Oleh karena itu, resistensi di seluruh sirkulasi sistemik, yang disebut resistensi
perifer total, adalah sekitar 100/100, atau 1 PRU.
Pada keadaan ketika semua pembuluh darah di seluruh tubuh
berkontraksi kuat, resistensi perifer total kadang kadang meningkat menjadi 4
PRU. Sebaliknya, bila semua pembuluh berdilatasi kuat, resistensi dapat
menurun hingga sekecil 0,2 PRU.
Perubahan kecil pada diameter pembuluh akan menyebabkan
perubahan yang luar biasa terhadap kemampuan pembuluh untuk
menghantarkan darah bila aliran darah bersifat laminar. Contoh, tiga
pembuluh darah ang terpisah dengan diameter relatif sebesar 1,2, dan 4mm
tetapi dengan perbedaan tekanan yang sama antara kedua ujung pembuluh
darah tersebut, yaitu 100 mmHg. Meskipun diameter pembuluh-pembuluh
darah ini meningkat hanya empat kali lipat, aliran darah di dalam pembuluh
darah masing-masing menjadi 1, 16, dan 256 ml/mm, atau terdapat kenaikan
aliran sebesar 256 kali lipat. Jadi, konduktans pembuluh darah meningkat
sebanding dengan pangkat empat diameternya (Guyton, 2006).
6
Endotel adalah lapisan sel epithelial yang berasal dari mesoderm yang
membatasi dinding pemuluh darah dan dinding pembuluh limfe. Endotel
terletak diantara sirkulasi darah dan pembuluh dara.

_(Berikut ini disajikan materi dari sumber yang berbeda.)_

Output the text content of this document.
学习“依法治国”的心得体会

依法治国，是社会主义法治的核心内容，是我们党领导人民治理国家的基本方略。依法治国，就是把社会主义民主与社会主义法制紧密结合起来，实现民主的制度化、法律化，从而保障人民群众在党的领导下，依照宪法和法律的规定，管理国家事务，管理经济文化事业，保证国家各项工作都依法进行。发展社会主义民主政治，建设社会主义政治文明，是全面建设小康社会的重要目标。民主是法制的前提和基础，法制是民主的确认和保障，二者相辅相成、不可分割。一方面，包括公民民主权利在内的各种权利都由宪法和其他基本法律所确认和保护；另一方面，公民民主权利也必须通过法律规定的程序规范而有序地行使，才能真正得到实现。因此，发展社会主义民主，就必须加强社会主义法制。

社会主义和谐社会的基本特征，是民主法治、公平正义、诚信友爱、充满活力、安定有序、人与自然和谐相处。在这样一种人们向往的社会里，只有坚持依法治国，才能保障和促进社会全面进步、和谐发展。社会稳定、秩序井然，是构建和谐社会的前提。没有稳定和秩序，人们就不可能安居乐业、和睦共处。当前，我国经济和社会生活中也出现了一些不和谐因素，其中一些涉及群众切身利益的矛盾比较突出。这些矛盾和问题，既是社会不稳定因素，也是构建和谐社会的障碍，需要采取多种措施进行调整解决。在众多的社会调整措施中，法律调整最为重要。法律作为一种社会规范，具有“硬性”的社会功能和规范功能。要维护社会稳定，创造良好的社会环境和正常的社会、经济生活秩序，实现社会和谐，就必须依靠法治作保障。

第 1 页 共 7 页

Fungsi utama endotel
adalah mengatur tonus pembuluh darah, mengatur adhesi leukosit dan
inflamasi, dan mempertahankan keseimbangan antara trombosis dan
fibrinolisis. Fungsi endotel ini dilakukan oleh substansi-substansi khusus yang
dikelompokkan dalam dua golongan besar yaitu Endhotelium Derived
Relaxing Factor (EDRFs) dan Endhotelium Derived Contracting Factor
(EDCFs).
2.2 Stroke
2.2.1 Definisi
Stroke merupakan manifestasi klinis dari gangguan fungsi otak,
baik fokal maupun global (menyeluruh), yang berlangsung cepat,
berlangsung lebih dari 24 jam atau sampai menyebabkan kematian, tanpa
penyebab lain selain gangguan vaskuler (WHO, 1998).
2.2.2 Klasifikasi Stroke
2.2.2 1 Berdasarkan patologi anatomi dan penyebabnya:
a. Stroke iskemik
1. Transient Ischemic Attack (TIA)
2. Trombosis serebri
3. Emboli serebri
b. Stroke hemoragik
1. Perdarahan intraserebral
2. Perdarahan subarakhnoid
7
2.2.2.2 Berdasarkan stadium atau pertimbangan waktu:
a. Serangan iskemik sepintas atau TIA
Pada bentuk ini gejala neurologik yang timbul
akibat gangguan peredaran darah di otak akan menghilang
dalam waktu 24 jam.
b. Reversible Ischemic Neurologic Deficit (RIND)
Gejala neurologik yang timbul akan menghilang
dalam waktu lebih lama dari 24 jam, tetapi tidak lebih dari
seminggu.
c. Progressing stroke atau stroke in evolution
Gejala neurologik yang makin lama makin berat.
d. Completed stroke
Gejala klinis yang telah menetap.
2.2.2.3. Berdasarkan lokasi lesi vaskuler
Sistem karotis dan sistem vertebrobasiler.
Stroke juga umumnya diklasifikasikan menurut
patogenesisnya. Dalam hal ini stroke terbagi dalam dua
klasifikasi, yaitu stroke iskemik dan stroke hemoragik.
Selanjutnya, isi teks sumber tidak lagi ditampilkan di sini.